How should Marxists feel about all this? Marxists should oppose globalization and denationalization. Most acutely felt in offshoring and mass immigration, denationalization disempowers working class people, undermines their communities, and lowers their living standards. Marxists should oppose identity politics, as well. Identity politics fracture working class consciousness and under the development of working class politics. Marxists should not support a political party that is unified in pushing globalism, mass immigration, and identity politics.
When I hear self-described leftists arguing that the Democratic Party is the lesser of two evils, I am reminded of how profoundly contemporary leftwing thought retards class consciousness and the capacity to reckon the situation. The Democratic Party is the greater evil. The Republican Party, still the party of big business, is the large-scale political apparatus most open to working class politics. It matters less whether it’s left or right wing. It matters that, whatever the name of the party, that is democratic-republican and liberal in its support for the principles of equality and liberty. It is to be expected that the elitist progressive looks down her nose at the working class and rural voters who see in the Republican Party the only apparatus responsive to their interests and values. The progressive attitude towards working people exudes pity and contempt for ordinary Americans, whom they see as backwards and bigoted—rubes who, as Obama put it, cling to God and guns. Part of moving forward requires those who identify as leftists pulling their heads from that space.

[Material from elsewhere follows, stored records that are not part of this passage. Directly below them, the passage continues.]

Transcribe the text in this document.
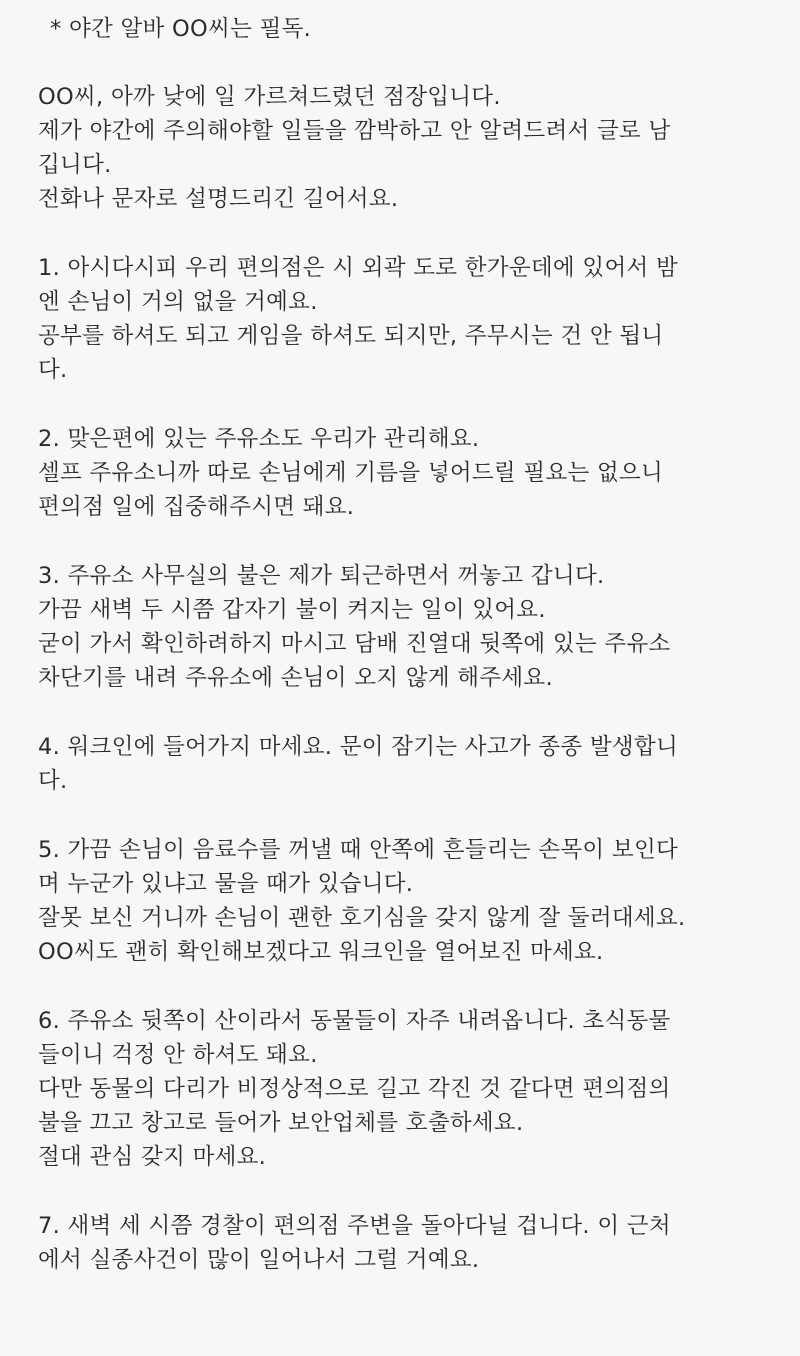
* 야간 알바 OO씨는 필독.
OO씨, 아까 낮에 일 가르쳐드렸던 점장입니다.
제가 야간에 주의해야할 일들을 깜박하고 안 알려드려서 글로 남
깁니다.
전화나 문자로 설명드리긴 길어서요.
1. 아시다시피 우리 편의점은 시 외곽 도로 한가운데에 있어서 밤
엔 손님이 거의 없을 거예요.
공부를 하셔도 되고 게임을 하셔도 되지만, 주무시는 건 안 됩니
다.
2. 맞은편에 있는 주유소도 우리가 관리해요.
셀프 주유소니까 따로 손님에게 기름을 넣어드릴 필요는 없으니
편의점 일에 집중해주시면 돼요.
3. 주유소 사무실의 불은 제가 퇴근하면서 꺼놓고 갑니다.
가끔 새벽 두 시쯤 갑자기 불이 켜지는 일이 있어요.
굳이 가서 확인하려하지 마시고 담배 진열대 뒷쪽에 있는 주유소
차단기를 내려 주유소에 손님이 오지 않게 해주세요.
4. 워크인에 들어가지 마세요. 문이 잠기는 사고가 종종 발생합니
다.
5. 가끔 손님이 음료수를 꺼낼 때 안쪽에 흔들리는 손목이 보인다
며 누군가 있냐고 물을 때가 있습니다.
잘못 보신 거니까 손님이 괜한 호기심을 갖지 않게 잘 둘러대세요.
OO씨도 괜히 확인해보겠다고 워크인을 열어보진 마세요.
6. 주유소 뒷쪽이 산이라서 동물들이 자주 내려옵니다. 초식동물
들이니 걱정 안 하셔도 돼요.
다만 동물의 다리가 비정상적으로 길고 각진 것 같다면 편의점의
불을 끄고 창고로 들어가 보안업체를 호출하세요.
절대 관심 갖지 마세요.
7. 새벽 세 시쯤 경찰이 편의점 주변을 돌아다닐 겁니다. 이 근처
에서 실종사건이 많이 일어나서 그럴 거예요.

This means recognizing the threat of corporate governance, something Marxists used to be good at. It is therefore interesting when prominent Republicans speak out against corporate governance. “From election law to environmentalism to radical social agendas to the Second Amendment, parts of the private sector keep dabbling in behaving like a woke parallel government,” Senator McConnell said yesterday. “Corporations will invite serious consequences if they become a vehicle for far-left mobs to hijack our country from outside the constitutional order.”
I wouldn’t describe corporate governance as a “far-left mob.” However, I understand why McConnell would given that corporations funds are useful to the Republican Party. Moreover, the rhetoric of the woke corporate administrators is drawn from far-left ideology, including neo-Marxist doctrines. The senator has to be careful not to alienate sources of funding. But it’s clear what he is talking about when he accused the private sector of behaving as a parallel government. However the manner in which McConnell said this, it is promising that he raised the issue. This is the real danger to our republic. It’s bad enough that corporations would influence legislation and public policy via their money power. But openly colluding and acting to undermine the legitimacy of the federal or state governments and acting as if a corporation is a legitimate government agency of these territories presents a clear and present danger to national integrity.
Economic nationalism is the solution to the problems of the working class. Close the borders and marginalize China. Dismantle corporate governance. The functionaries of the corporate establishment understand this. Suppressing populism is imperative. This is why conservative and liberal voices are being systematically silenced across the mediascape. This is why a prominent establishment Republican would be moved to absurdly characterize MAGA as neo-Marxist. The rhetoric signals fear and desperation.